October 2, 2013 - Rappahannock Ramblin’
With a cloudless blue
sky and a forecast for temperatures in the low 70s, we set off last Sunday
morning for Rappahannock County, a bucolic destination just an hour or so from
home. As soon as we drove past the town
of Warrenton, veering off Route 29 (Lee Highway) onto Route 211 (also known as
Lee Highway), wide vistas opened before us – green dappled slopes, blue-tinged
hills in the distance, horses peering over fences, even the occasional tree
already sporting flame-colored leaves.
Although it was the weekend of the Rappahannock County Farm Festival,
few other cars were on the road. While I
drove, Elliott, with the help of his magnifying glass, studied the map, which
showed the location of participating farms, wineries, and orchards that were
welcoming visitors. We passed several
farm stands selling corn, pumpkins, and cider, but didn’t stop until we reached
Lee’s Orchards. I’d somehow managed to
live over six decades without ever picking apples, and this was my chance to
remedy that deprivation.
We drove off the road
onto a long gravel driveway, parked outside a barn, and faced an unanticipated
decision: which size basket? A bushel, a
half-bushel, a peck (which I learned is one quarter of a bushel), or a
gallon? We chose a peck. The orchard itself was just down another
short stretch of gravel road. Two lazy
cows barely lifted their heads in greeting as we pushed open the rusty gate to
the orchard. We were surrounded by row
upon row of apple trees. The ground was
littered with fallen apples, easy to pick up, but choicer specimens were
hanging from the branches of the trees. Then
we spotted a ladder leaning against a tree trunk. Within a matter of minutes, we filled up our
basket, and Elliott earned the title of World’s Oldest Apple Picker. Back at the barn, we added a couple of
containers of cider to our bountiful harvest.
All this apple picking
made me work up a mighty appetite, so we drove a short distance to the little
town of Washington in search of lunch.
Washington, Virginia is the home of one of the country’s finest (and
most expensive) restaurants, The Inn at Little Washington. However, they only serve dinner, and I
honestly don’t think that any meal is worth the exorbitant amount of money they
charge.

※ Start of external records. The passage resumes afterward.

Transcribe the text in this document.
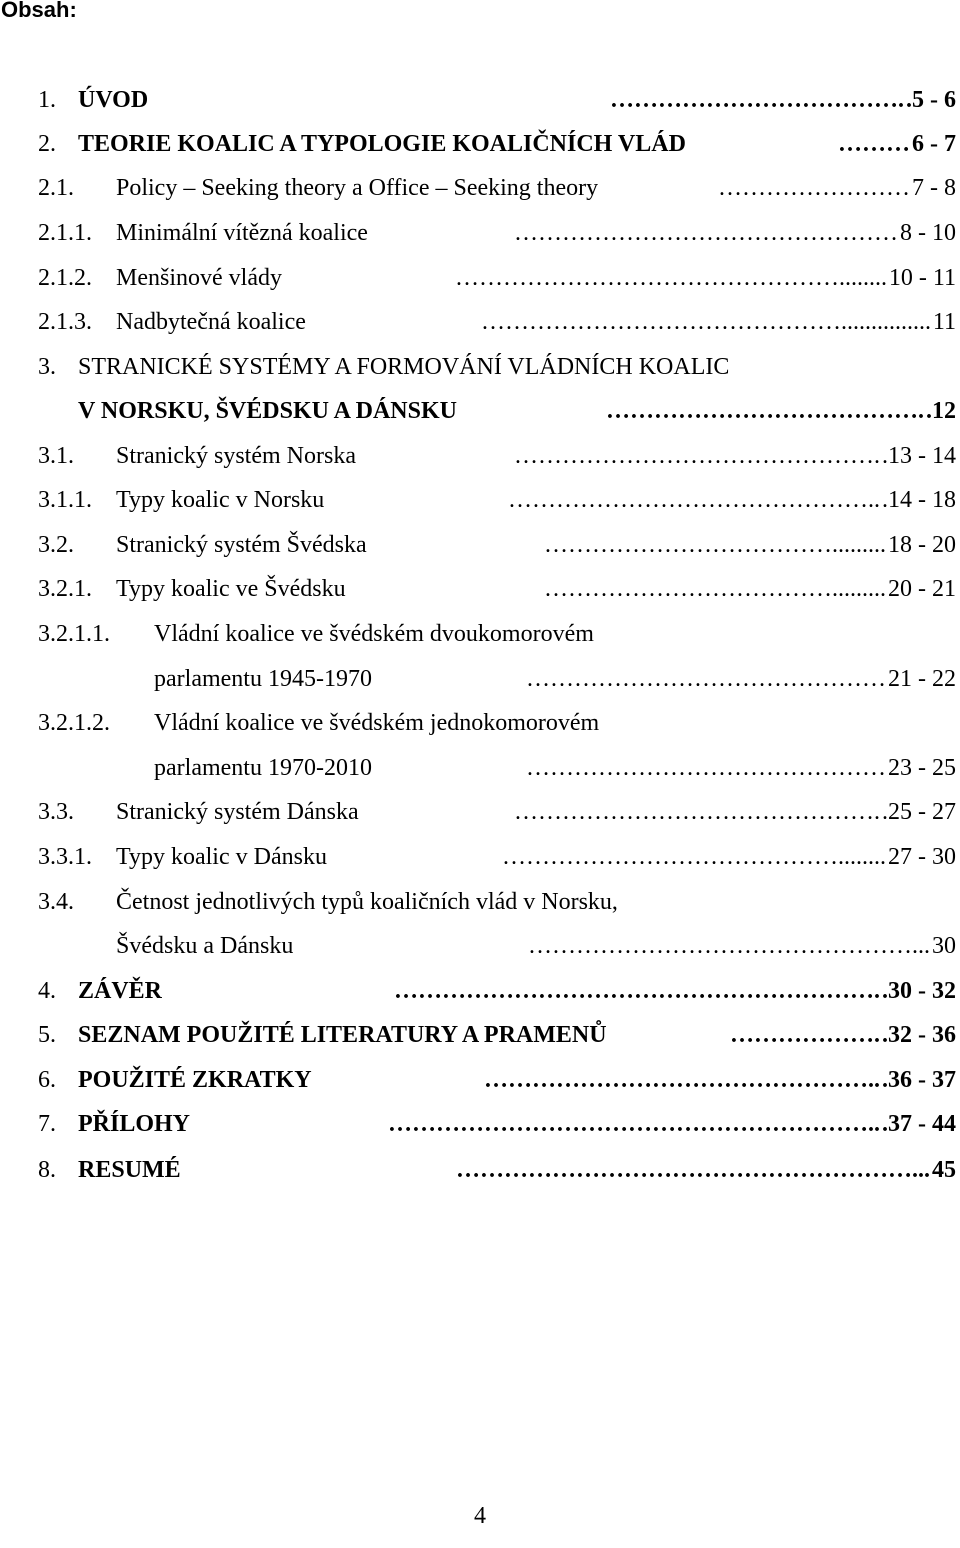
Obsah:
1. ÚVOD	.5 - 6
……………………………….
2. TEORIE KOALIC A TYPOLOGIE KOALIČNÍCH VLÁD	6 - 7
………
2.1. Policy – Seeking theory a Office – Seeking theory	7 - 8
……………………
2.1.1. Minimální vítězná koalice	8 - 10
…………………………………………
2.1.2. Menšinové vlády	10 - 11
…………………………………………........
2.1.3. Nadbytečná koalice	11
………………………………………...............
3. STRANICKÉ SYSTÉMY A FORMOVÁNÍ VLÁDNÍCH KOALIC
V NORSKU, ŠVÉDSKU A DÁNSKU	.12
………………………………….
3.1. Stranický systém Norska	.13 - 14
……………………………………….
3.1.1. Typy koalic v Norsku	.14 - 18
………………………………………..
3.2. Stranický systém Švédska	18 - 20
……………………………….........
3.2.1. Typy koalic ve Švédsku	20 - 21
……………………………….........
3.2.1.1. Vládní koalice ve švédském dvoukomorovém
parlamentu 1945-1970	21 - 22
………………………………………
3.2.1.2. Vládní koalice ve švédském jednokomorovém
parlamentu 1970-2010	23 - 25
………………………………………
3.3. Stranický systém Dánska	.25 - 27
……………………………………….
3.3.1. Typy koalic v Dánsku	27 - 30
……………………………………........
3.4. Četnost jednotlivých typů koaličních vlád v Norsku,
Švédsku a Dánsku	30
…………………………………………...
4. ZÁVĚR	.30 - 32
…………………………………………………….
5. SEZNAM POUŽITÉ LITERATURY A PRAMENŮ	.32 - 36
……………….
6. POUŽITÉ ZKRATKY	.36 - 37
…………………………………………..
7. PŘÍLOHY	.37 - 44
……………………………………………………..
8. RESUMÉ	45
…………………………………………………...
4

We found a little cafĂ©, Tula’s off Main, to be a
perfectly acceptable substitute. Judging
from the number of locals enjoying their lunch, it was a good choice. Elliott dug right into the chocolate chip
pancakes, and I found several healthy veggie-based options. With fully sated bellies and lungs filled
with fresh country air, we headed back in the direction of Fairfax.